-1

Is there a way we can define the following code (a classic example for recursion) via generators in Python? I am using Python 3.

def fac(n):
    if n==0:
        return 1
    else:
        return n * fac(n-1)

I tried this, no success:

In [1]: def fib(n):
   ...:     if n == 0:
   ...:         yield 1
   ...:     else:
   ...:         n * yield (n-1)
  File "<ipython-input-1-bb0068f2d061>", line 5
    n * yield (n-1)
            ^
SyntaxError: invalid syntax

Classic recursion in Python leads to Stack Overflow

This classic example leads to a stack overflow on my machine for an input of n=3000. In the Lisp dialect "Scheme" I'd use tail recursion and avoid stack overflow. Not possible in Python. That's why generators come in handy in Python. But I wonder:

Why no stack overflow with generators?

Why is there no stack overflow with generators in Python? How do they work internally? Doing some research leads me always to examples showing how generators are used in Python, but not much about the inner workings.

Update 1: yield from my_function(...)

As I tried to explain in the comments secion, maybe my example above was a poor choice for making a point. My actual question was targeted at the inner workings of generators used recursively in yield from statements in Python 3.

Below is an (incomplete) example code that I use to proces JSON files generatred by Firebox bookmark backups. At several points I use yield from process_json(...) to recursively call the function again via generators.

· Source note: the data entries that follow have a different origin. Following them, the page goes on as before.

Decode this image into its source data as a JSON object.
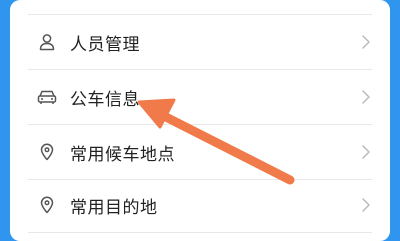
{
  "menu": {
    "items": [
      {
        "label": "人员管理",
        "icon": "person-icon"
      },
      {
        "label": "公车信息",
        "icon": "car-icon"
      },
      {
        "label": "常用候车地点",
        "icon": "location-pin-icon"
      },
      {
        "label": "常用目的地",
        "icon": "location-pin-icon"
      }
    ]
  },
  "annotation": {
    "arrow_color": "#f07a4a",
    "target": "公车信息"
  },
  "colors": {
    "background": "#2f95ef",
    "card": "#ffffff",
    "text": "#222222",
    "icon": "#555555",
    "chevron": "#bbbbbb",
    "divider": "#e8e8e8"
  }
}
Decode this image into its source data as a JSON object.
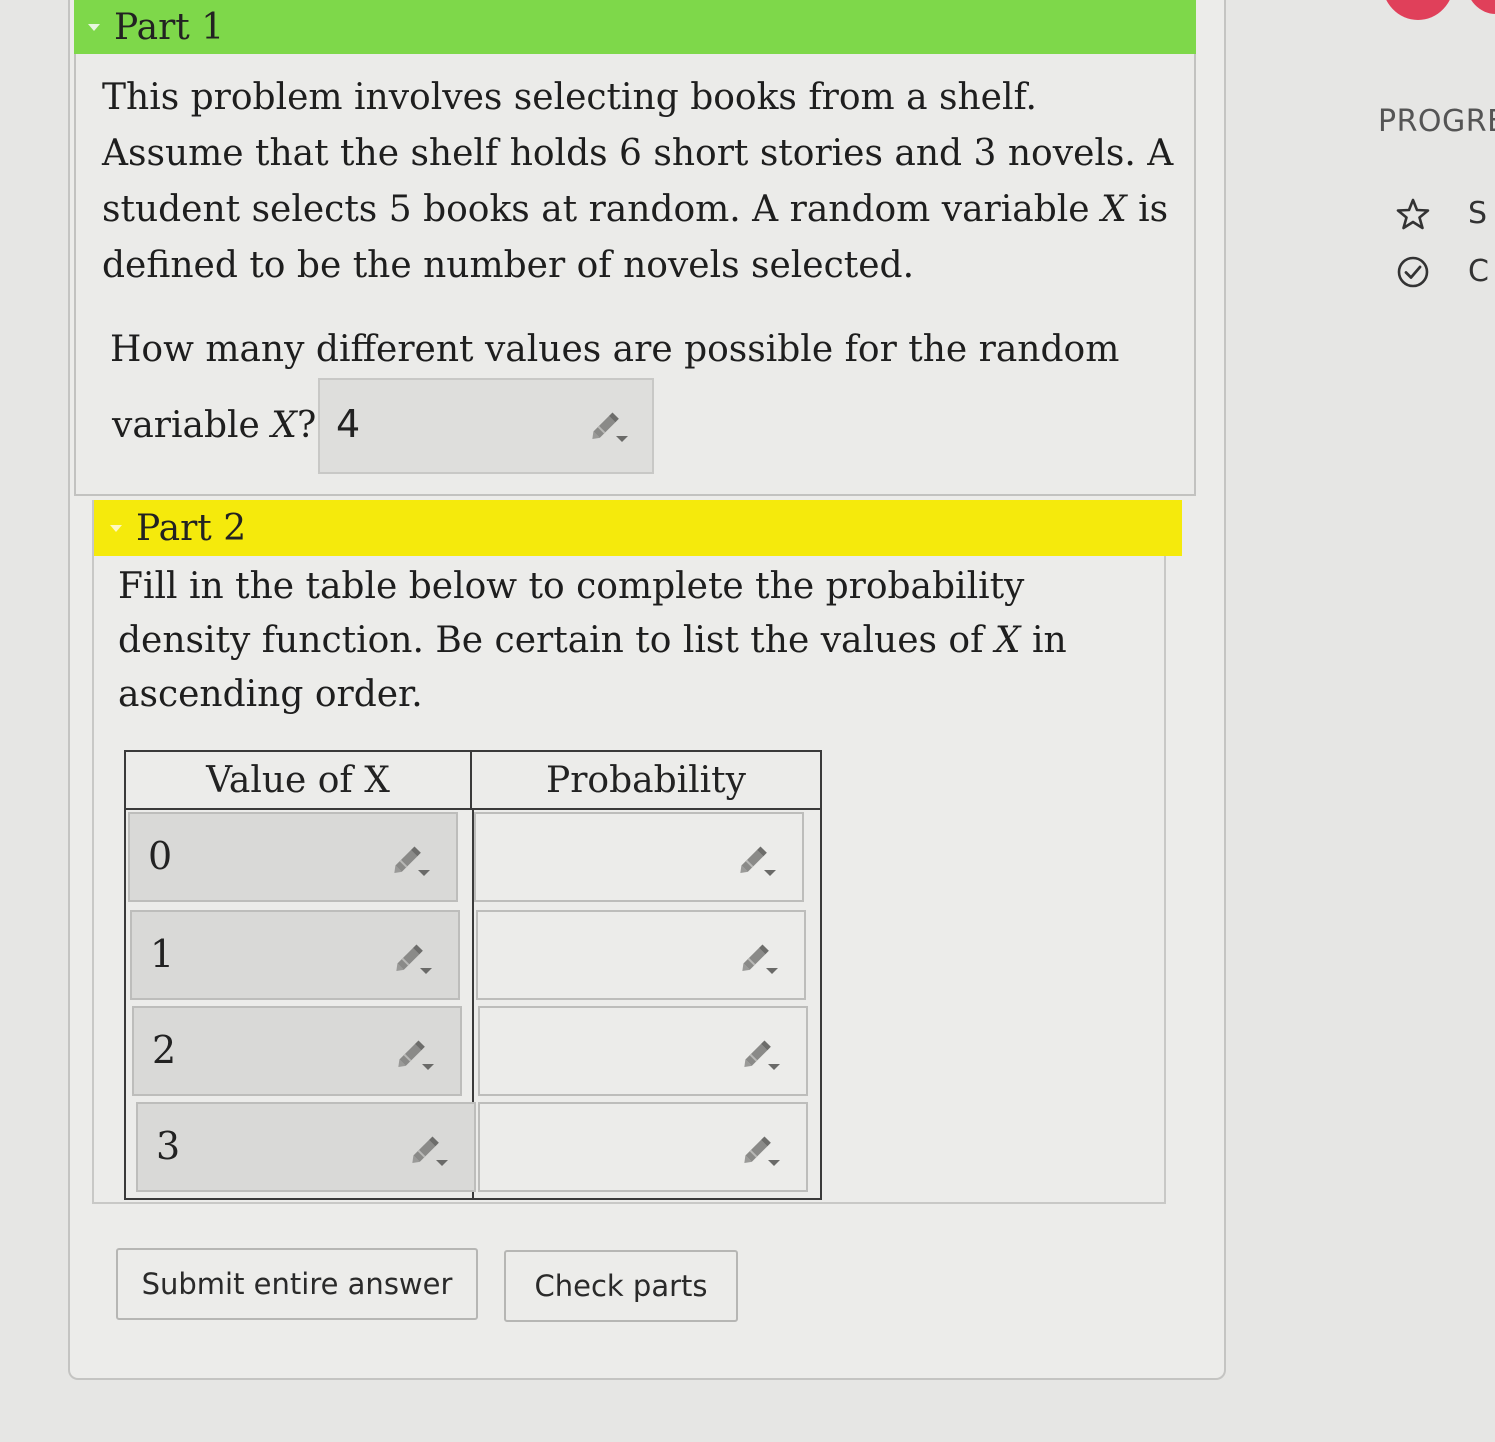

Exactly in this example, how is stack overflow avoided? Or is it?


# (snip)

FOLDERS_AND_BOOKMARKS = {}
FOLDERS_DATES = {}

def process_json(json_input, folder_path=""):
    global FOLDERS_AND_BOOKMARKS
    # Process the json with a generator
    # (to avoid recursion use generators)
    # https://stackoverflow.com/a/39016088/5115219

    # Is node a dict?
    if isinstance(json_input, dict):
        # we have a dict
        guid = json_input['guid']
        title = json_input['title']
        idx = json_input['index']
        date_added = to_datetime_applescript(json_input['dateAdded'])
        last_modified = to_datetime_applescript(json_input['lastModified'])

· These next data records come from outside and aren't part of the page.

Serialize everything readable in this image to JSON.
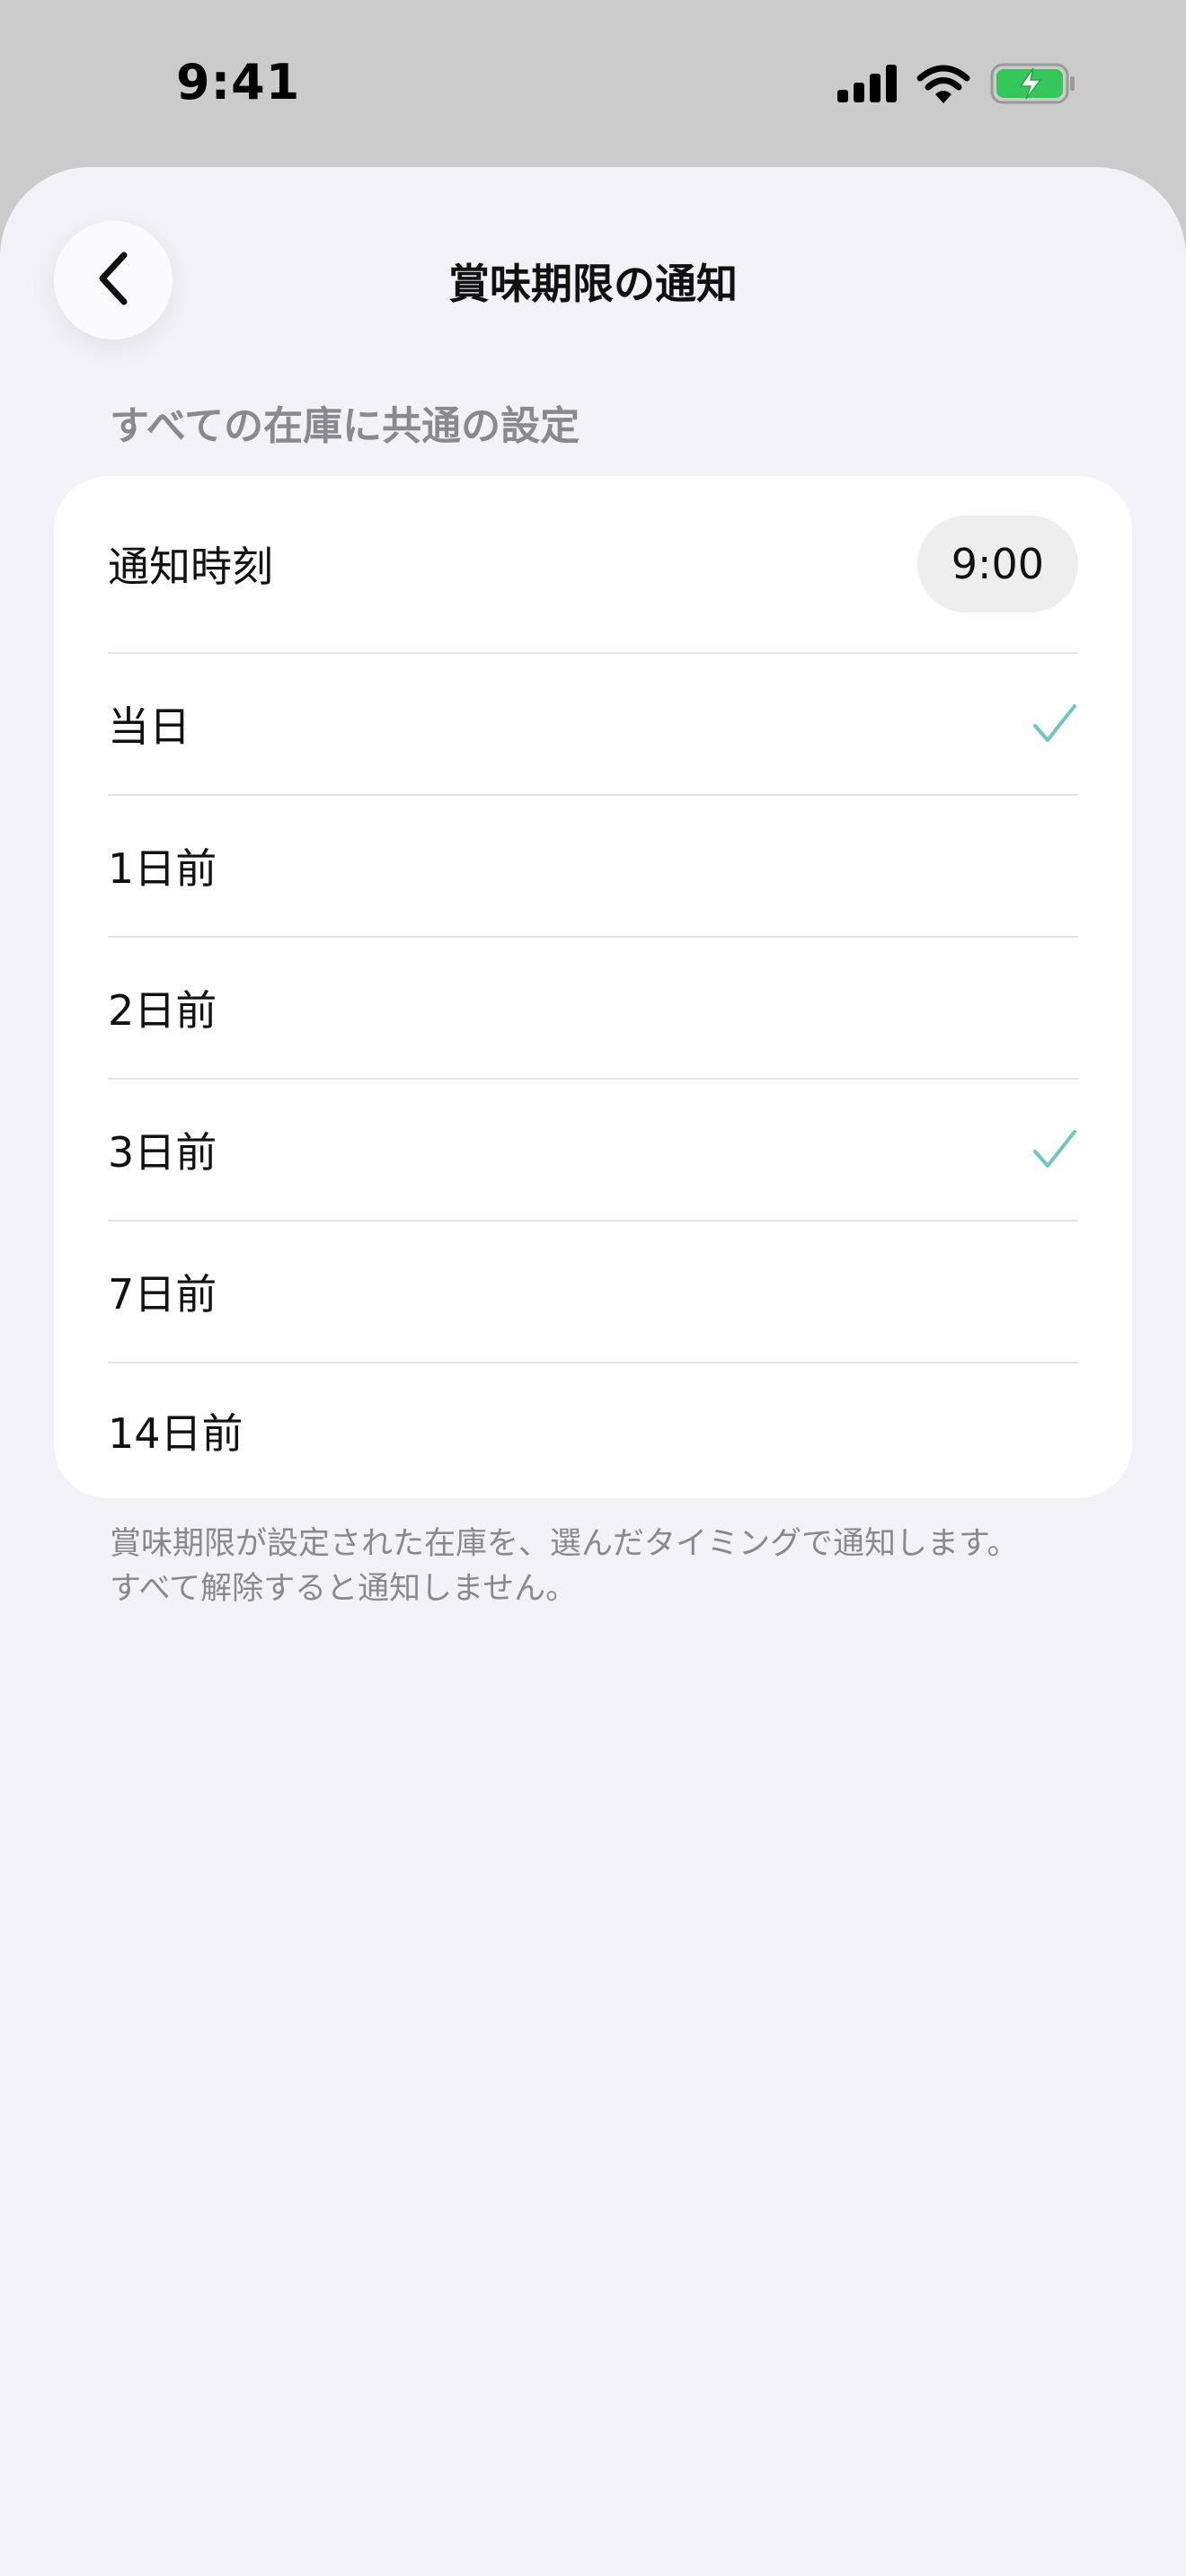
{
  "status_bar": {
    "time": "9:41",
    "icons": [
      "signal-icon",
      "wifi-icon",
      "battery-charging-icon"
    ],
    "battery_color": "#34c759"
  },
  "nav": {
    "back_icon": "chevron-left-icon",
    "title": "賞味期限の通知"
  },
  "section": {
    "header": "すべての在庫に共通の設定"
  },
  "settings": {
    "time_row": {
      "label": "通知時刻",
      "value": "9:00"
    },
    "options": [
      {
        "label": "当日",
        "checked": true
      },
      {
        "label": "1日前",
        "checked": false
      },
      {
        "label": "2日前",
        "checked": false
      },
      {
        "label": "3日前",
        "checked": true
      },
      {
        "label": "7日前",
        "checked": false
      },
      {
        "label": "14日前",
        "checked": false
      }
    ],
    "check_color": "#6fc7c0"
  },
  "footer": {
    "line1": "賞味期限が設定された在庫を、選んだタイミングで通知します。",
    "line2": "すべて解除すると通知しません。"
  }
}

        # do we have a container or a bookmark?
        #
        # is there a "uri" in the dict?
        #    if not, we have a container
        if "uri" in json_input.keys():
            uri = json_input['uri']
            # return URL with folder or container (= prev_title)
            # bookmark = [guid, title, idx, uri, date_added, last_modified]
            bookmark = {'title': title,
                        'uri':   uri,
                        'date_added': date_added,
                        'last_modified': last_modified}
            FOLDERS_AND_BOOKMARKS[folder_path].append(bookmark)
            yield bookmark

        elif "children" in json_input.keys():
            # So we have a container (aka folder).
            #
            # Create a new folder
            if title != "": # we are not at the root
                folder_path = f"{folder_path}/{title}"
                if folder_path in FOLDERS_AND_BOOKMARKS:
                    pass
                else:
                    FOLDERS_AND_BOOKMARKS[folder_path] = []
                    FOLDERS_DATES[folder_path] = {'date_added': date_added, 'last_modified': last_modified}

            # run process_json on list of children
            # json_input['children'] : list of dicts
            yield from process_json(json_input['children'], folder_path)

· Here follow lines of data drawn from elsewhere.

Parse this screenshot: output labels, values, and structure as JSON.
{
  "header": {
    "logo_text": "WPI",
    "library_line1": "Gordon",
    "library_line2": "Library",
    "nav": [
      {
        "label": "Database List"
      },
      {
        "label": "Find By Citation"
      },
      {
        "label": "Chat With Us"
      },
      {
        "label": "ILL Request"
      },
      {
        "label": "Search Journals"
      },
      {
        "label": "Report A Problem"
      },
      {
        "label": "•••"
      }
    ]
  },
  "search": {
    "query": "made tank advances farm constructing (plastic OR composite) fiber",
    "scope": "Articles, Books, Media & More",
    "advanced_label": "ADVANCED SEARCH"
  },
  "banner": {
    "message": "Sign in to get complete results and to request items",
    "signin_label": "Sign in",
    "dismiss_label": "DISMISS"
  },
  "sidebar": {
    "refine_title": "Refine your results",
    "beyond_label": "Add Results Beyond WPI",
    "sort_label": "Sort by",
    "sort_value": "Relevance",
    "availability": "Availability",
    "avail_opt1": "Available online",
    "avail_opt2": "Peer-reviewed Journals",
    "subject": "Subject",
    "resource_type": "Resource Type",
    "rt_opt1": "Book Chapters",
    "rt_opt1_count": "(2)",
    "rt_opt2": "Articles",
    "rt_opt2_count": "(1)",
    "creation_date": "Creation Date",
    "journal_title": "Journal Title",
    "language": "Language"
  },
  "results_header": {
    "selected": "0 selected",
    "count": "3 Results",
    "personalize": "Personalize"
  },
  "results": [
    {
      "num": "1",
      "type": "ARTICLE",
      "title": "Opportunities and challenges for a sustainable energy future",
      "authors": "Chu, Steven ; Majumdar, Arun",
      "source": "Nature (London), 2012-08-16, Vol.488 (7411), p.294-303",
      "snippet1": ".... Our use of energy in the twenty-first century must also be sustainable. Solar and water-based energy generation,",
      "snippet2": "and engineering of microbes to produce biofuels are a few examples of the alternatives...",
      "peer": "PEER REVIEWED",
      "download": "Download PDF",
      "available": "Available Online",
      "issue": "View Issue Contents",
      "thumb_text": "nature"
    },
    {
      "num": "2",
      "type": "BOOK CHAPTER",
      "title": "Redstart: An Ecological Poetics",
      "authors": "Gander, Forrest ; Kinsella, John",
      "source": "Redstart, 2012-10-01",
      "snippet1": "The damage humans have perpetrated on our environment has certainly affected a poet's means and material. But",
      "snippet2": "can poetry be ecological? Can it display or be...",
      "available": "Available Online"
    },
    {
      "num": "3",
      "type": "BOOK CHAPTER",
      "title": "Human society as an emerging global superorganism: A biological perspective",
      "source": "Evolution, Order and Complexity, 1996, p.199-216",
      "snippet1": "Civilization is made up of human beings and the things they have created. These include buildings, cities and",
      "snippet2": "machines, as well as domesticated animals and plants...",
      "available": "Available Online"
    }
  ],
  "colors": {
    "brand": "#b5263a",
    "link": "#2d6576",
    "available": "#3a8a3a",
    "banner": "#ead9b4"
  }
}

    # Or is node a list of dicts?
    elif isinstance(json_input, list):
        # Process children of container.
        dict_list = json_input
        for d in dict_list:
            yield from process_json(d, folder_path)

Update 2: yield vs yield from

Ok, I get it. Thanks to all the comments.

  • So generators via yield create iterators. That has nothing to do with recursion, so no stack overflow here.
  • But generators via yield from my_function(...) are indeed recursive calls of my function, albeit delayed, and only evaluated if demanded.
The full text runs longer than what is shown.